Rondeau, een tengere verschijning van slechts 25 lentes jong maakt furore in de barokwereld. Hij speelt al sinds zijn kindertijd orgel, piano, basso continuo en klavecimbel. Naast zijn carrière als soloartiest is hij ook lid van twee barok-ensembles: l’Olimpiade en Les Ambassadeurs. Afstuderen deed hij zowel in compositie als in musicologie. Dit aan de CRR Boulogne-Billancourt en aan de befaamde Sorbonne-Universiteit. Zijn hart gaat echter niet enkel uit naar de barokperiode. Jean Rondeau is een regelrechte toetsenacrobaat die niet vies is van een fikse portie improvisatie en jazz.
Maar wat de aandacht zo erg op die klavecimbel heeft gericht, is de verschijning van zijn soloalbum Imagine Bach (Erato). In dit album zet hij de klavecimbel als solo-instrument in de kijker, iets wat de jongste jaren niet meer echt gebeurde. Klavecimbel is terug hip in de wereld van klassiek, zelfs ver daarbuiten en dat allemaal dankzij de frisse verschijning en aanpak van Rondeau.
Rondeau speelde niet volgens het boekje. Hij liet de stukken liever op zich afkomen en switchte in de volgorde, maar deed het duidelijk met kennis van zaken. Zowel vlak voor de pauze als vlak voor het einde koos hij immers sterke composities uit, die opzwepend en aanwakkerend voor het publiek waren. Dit nadat men tweemaal werd ondergedompeld in ernstigere Bach; ernstig, maar vol overgave en in alle pracht gespeeld.
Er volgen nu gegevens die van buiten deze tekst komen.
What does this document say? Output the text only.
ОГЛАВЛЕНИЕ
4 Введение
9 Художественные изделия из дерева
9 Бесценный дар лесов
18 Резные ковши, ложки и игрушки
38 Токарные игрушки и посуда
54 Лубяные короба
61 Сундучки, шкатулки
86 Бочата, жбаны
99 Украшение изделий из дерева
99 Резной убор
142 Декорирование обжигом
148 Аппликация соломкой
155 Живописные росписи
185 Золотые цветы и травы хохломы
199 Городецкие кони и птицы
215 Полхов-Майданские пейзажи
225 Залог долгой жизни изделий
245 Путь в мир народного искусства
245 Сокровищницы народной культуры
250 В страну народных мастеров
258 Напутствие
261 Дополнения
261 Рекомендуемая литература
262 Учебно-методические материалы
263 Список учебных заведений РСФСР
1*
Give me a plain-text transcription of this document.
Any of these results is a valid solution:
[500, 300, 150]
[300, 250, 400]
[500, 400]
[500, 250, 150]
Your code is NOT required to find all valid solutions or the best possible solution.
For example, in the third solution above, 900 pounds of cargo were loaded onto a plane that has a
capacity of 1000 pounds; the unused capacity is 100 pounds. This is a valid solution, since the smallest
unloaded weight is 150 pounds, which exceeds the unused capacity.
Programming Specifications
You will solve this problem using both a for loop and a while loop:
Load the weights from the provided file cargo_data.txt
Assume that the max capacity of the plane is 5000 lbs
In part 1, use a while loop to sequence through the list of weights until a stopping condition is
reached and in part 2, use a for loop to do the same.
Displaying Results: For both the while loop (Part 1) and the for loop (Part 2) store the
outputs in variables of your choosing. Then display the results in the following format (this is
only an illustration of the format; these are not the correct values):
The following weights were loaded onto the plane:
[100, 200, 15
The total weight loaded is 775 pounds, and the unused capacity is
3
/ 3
Op het einde van het eerste deel speelde hij de Suite en la Gavotte et Six Doubles van Jean-Philippe Rameau. Ik moet toch wel toegeven dat ik hier lichtjes bevooroordeeld ben omdat dit één van de allermooiste composities is die ik ken. Maar misschien lag de lat daardoor net extra hoog. Hoe hoog die lat ook lag, mijn verwachtingen werden ruimschoots ingevuld. Op het einde van het tweede deel liet hij het publiek de Chaconne voor linkerhand van Johann Sebastian Bach welgevallen. Hij legde ook uit dat de compositie geschreven was voor een muzikant die tijdens de oorlog een hand verloor, en voegde eraan toe dat dit schrijven dezelfde compositieproblemen voor Bach met zich meebracht als het schrijven voor solo-viool. Daarom koos hij ervoor om toch met beide handen te spelen, om het stuk kracht en frivoliteit bij te brengen. Hij speelde stuwend in de lage tonen, virtuoos in de hoge klanken…, m.a.w. met alle ingrediënten die de barok volledig tot zijn recht doen komen.
Rondeau speeld begin oktober ook in BOZAR, zodat hij nogmaals savoureerbaar was. Ik had de gelegenheid om bij de repetitie te mogen zijn om hem zo ook als mens te ervaren, als stille sympathieke jongen die binnenkwam… maar daarna 110 personen op het puntje van hun stoel kreeg.
Ik kwam voor meesterlijke Bach en kreeg bovenop die meesterlijke Bach een magistrale Rameau. Bravo!